Weekly/Monthly Total _______________________

Total Investments                   _____________________________________________________

    Total _______________________

Now that you know where you are with your expenses (hopefully you are making more than you are spending), we can move to step two.

Set your own financial goals

What do you like about your current financial status? What do you dislike about it?

Set your own personal goals about where you want to in the next couple months, in the next year, 5 years, and maybe even 20 years.

Do you want to retire? 

What are your priorities in life?

For example, you may have a goal to retire young, but you prioritize traveling as well. To many people, these two goals don’t seem compatible for the average person. In reality, once you identify your priorities and how you’re going to reach them, anything is achievable!

Identify what you want to do, and set forth to make it happen. Set short-term and long-term goals to keep yourself on track.

Setting a budget

This is the part that most people already know. If you ever took a high school finance class, you know what to do here. Luckily, we already did the first step! Using the data you already compiled from your expenses, create an outline identifying only your essential expenses. Figure out what you need to have at the bare minimum to live your preferred standard of living while keeping your goals in mind.

If your goal is to spend less money on clothes, then make sure your budget reflects that. This part is very tuned to your personal spending habits. Make sure your budget is realistic and reachable. If your goal is to cut your overall spending in half, you may have to set short-term budgets first. A goal like that could be overwhelming and easily demotivate. Keep yourself on track by first reducing each spending category little by little every month until you hit your goal.

Invest in yourself

This is the only rule that does not need to be personalized by each individual. Investing in yourself is the only thing that every single person should do. Now when I say invest in yourself, I mean invest in your future.

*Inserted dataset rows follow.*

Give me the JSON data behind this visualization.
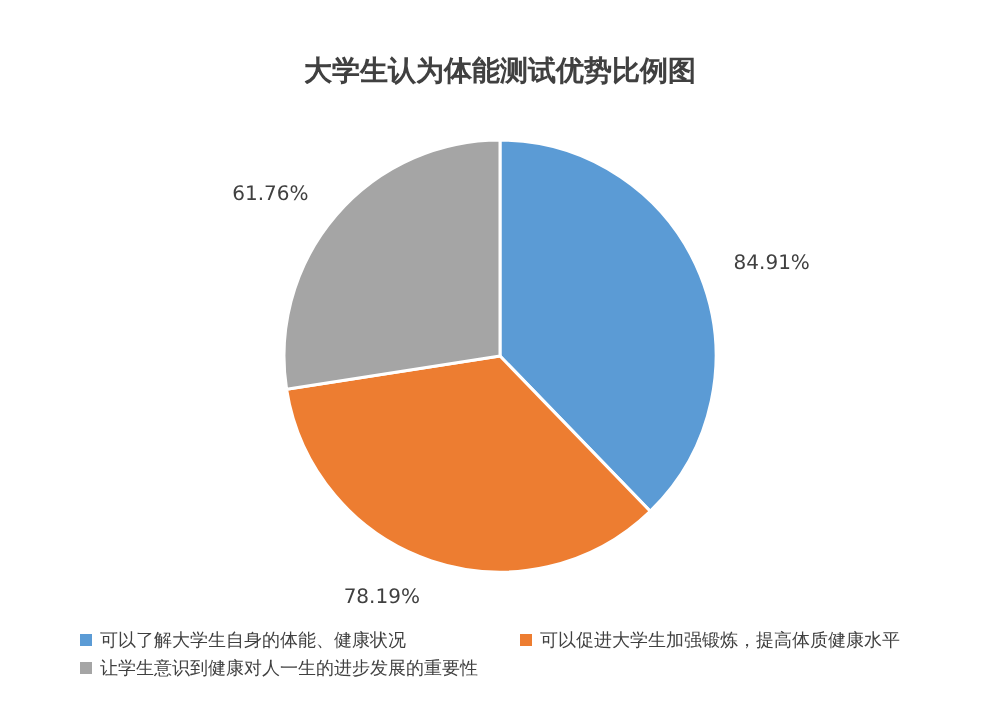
{
  "chart_data": {
    "type": "pie",
    "title": "大学生认为体能测试优势比例图",
    "categories": [
      "可以了解大学生自身的体能、健康状况",
      "可以促进大学生加强锻炼，提高体质健康水平",
      "让学生意识到健康对人一生的进步发展的重要性"
    ],
    "values": [
      84.91,
      78.19,
      61.76
    ],
    "value_labels": [
      "84.91%",
      "78.19%",
      "61.76%"
    ],
    "colors": [
      "#5b9bd5",
      "#ed7d31",
      "#a5a5a5"
    ],
    "legend": "bottom"
  }
}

If anywhere on your goal list you plan on retiring, making or saving money, or have long-term spending ambitions, investing in stocks is crucial to make that happen.

To make it easy, just start by investing 10% of your weekly income. Start by setting up recurring investments into long-term holdings. Depending on your budget, you can change this amount as much as you want but 10% should be your standard minimum. 

Investing in long-term investments that incur dividend payout will create compound interest which leads to exponential growth. If you are new to investing, start by finding a topic or market that you are personally interested in like gaming, retail, or cryptocurrencies. For example if bitcoin is something you are interested in, start watching the market for when it is low and buy-in. A great tool for investing in bitcoin is using Fold. The Fold debit card gives you bitcoin with every purchase to easily start your portfolio!

Remove debt

Debt is far too common in our society today. It’s never been so easy to compile and just as easy to ignore as it doubles with interest. Just because it is so common does not mean you should participate. Even the smallest amount of debt can add stress to one’s financial freedom.

Take a deeper look at your debts. Are you still financing your car? Do you have credit card debt on multiple cards? If you can’t remove your debt today, make a plan to remove it by a certain date. 

Once you can remove debt from your life, the freedom may surprise you!

Accountability

Of course, none of this makes a difference if you only do it one time and never think of it again. Keep yourself accountable for each of your goals and remember your priorities. If you have big goals that may require dramatic changes, create a schedule to follow up consistently on your progress. This will help you to visualize your progress to keep you on the right path!

The outcome

After each of these steps, you should feel a lot more comfortable with where you are with your finances. Each step brings a new perspective to how you spend and save your money. Before you know it, you’ll have reached your goals and made a lifestyle out of the process! The next step? Start over the process and create your next goals to go along with your new, financially free life!